Referring this code, Goetz says that "The reason an AtomicBoolean is used instead of a volatile boolean is that in order to access the hasMail flag from the inner Runnable, it would have to be final, which would preclude modifying it" (p. 158).

Why does it have to be final? Couldn't you just make it a non-final boolean volatile?

2

There are 2 answers

2
yshavit On BEST ANSWER

Local variables can't be volatile. If you try to make that change, you'll see it's a compilation error.

Incidentally, as of Java 8, you no longer need to mark the variable as final; as long as it's effectively final (that is, you don't set it after the first time), Java will accept it as if you'd marked it final.

5
John Bollinger On

However why does it have to be final? Couldn't you just make it a non final boolean volatile?

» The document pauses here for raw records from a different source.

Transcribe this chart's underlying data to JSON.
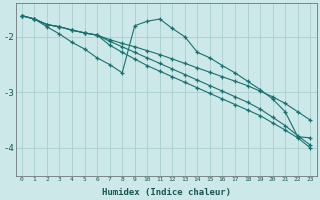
{
  "xlabel": "Humidex (Indice chaleur)",
  "bg_color": "#cce8e8",
  "grid_color": "#aacfcf",
  "line_color": "#1a7070",
  "xlim": [
    -0.5,
    23.5
  ],
  "ylim": [
    -4.5,
    -1.4
  ],
  "yticks": [
    -4,
    -3,
    -2
  ],
  "xticks": [
    0,
    1,
    2,
    3,
    4,
    5,
    6,
    7,
    8,
    9,
    10,
    11,
    12,
    13,
    14,
    15,
    16,
    17,
    18,
    19,
    20,
    21,
    22,
    23
  ],
  "line1_x": [
    0,
    1,
    2,
    3,
    4,
    5,
    6,
    7,
    8,
    9,
    10,
    11,
    12,
    13,
    14,
    15,
    16,
    17,
    18,
    19,
    20,
    21,
    22,
    23
  ],
  "line1_y": [
    -1.62,
    -1.68,
    -1.78,
    -1.82,
    -1.88,
    -1.93,
    -1.97,
    -2.05,
    -2.12,
    -2.18,
    -2.25,
    -2.32,
    -2.4,
    -2.48,
    -2.56,
    -2.64,
    -2.72,
    -2.8,
    -2.88,
    -2.98,
    -3.08,
    -3.2,
    -3.35,
    -3.5
  ],
  "line2_x": [
    0,
    1,
    2,
    3,
    4,
    5,
    6,
    7,
    8,
    9,
    10,
    11,
    12,
    13,
    14,
    15,
    16,
    17,
    18,
    19,
    20,
    21,
    22,
    23
  ],
  "line2_y": [
    -1.62,
    -1.68,
    -1.78,
    -1.82,
    -1.88,
    -1.93,
    -1.97,
    -2.08,
    -2.18,
    -2.28,
    -2.38,
    -2.48,
    -2.58,
    -2.68,
    -2.78,
    -2.88,
    -2.98,
    -3.08,
    -3.18,
    -3.3,
    -3.45,
    -3.6,
    -3.78,
    -3.95
  ],
  "line3_x": [
    0,
    1,
    2,
    3,
    4,
    5,
    6,
    7,
    8,
    9,
    10,
    11,
    12,
    13,
    14,
    15,
    16,
    17,
    18,
    19,
    20,
    21,
    22,
    23
  ],
  "line3_y": [
    -1.62,
    -1.68,
    -1.78,
    -1.82,
    -1.88,
    -1.93,
    -1.97,
    -2.15,
    -2.28,
    -2.4,
    -2.52,
    -2.62,
    -2.72,
    -2.82,
    -2.92,
    -3.02,
    -3.12,
    -3.22,
    -3.32,
    -3.42,
    -3.55,
    -3.68,
    -3.82,
    -4.0
  ],
  "line4_x": [
    0,
    1,
    2,
    3,
    4,
    5,
    6,
    7,
    8,
    9,
    10,
    11,
    12,
    13,
    14,
    15,
    16,
    17,
    18,
    19,
    20,
    21,
    22,
    23
  ],
  "line4_y": [
    -1.62,
    -1.68,
    -1.82,
    -1.95,
    -2.1,
    -2.22,
    -2.38,
    -2.5,
    -2.65,
    -1.8,
    -1.72,
    -1.68,
    -1.85,
    -2.0,
    -2.28,
    -2.38,
    -2.52,
    -2.65,
    -2.8,
    -2.95,
    -3.12,
    -3.35,
    -3.8,
    -3.82
  ]
}
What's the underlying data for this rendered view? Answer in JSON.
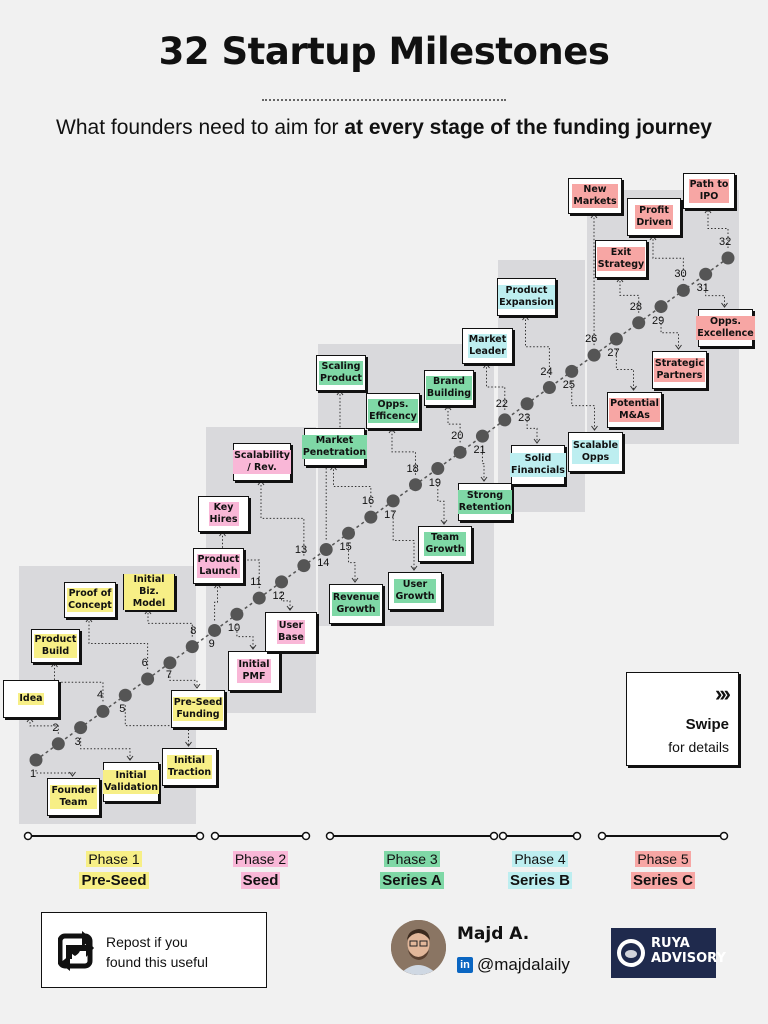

hasNewMail needs to be accessed from the inner Runnable, as Goetz says. That's an instance of an inner class. In the most recent versions of Java, the variable being "effectively final" is a requirement for an inner class to access a local variable of a lexically enclosing method. I think Goetz was writing at a time when the requirement was stronger: that the variable indeed be final. The difference between "effectively final" and final doesn't really matter for this purpose, however, as either way, the variable cannot be modified.

Note, too, that the AtomicBoolean in Goetz's code is final. It itself cannot be modified, but the value stored within can be, and this is how the program works.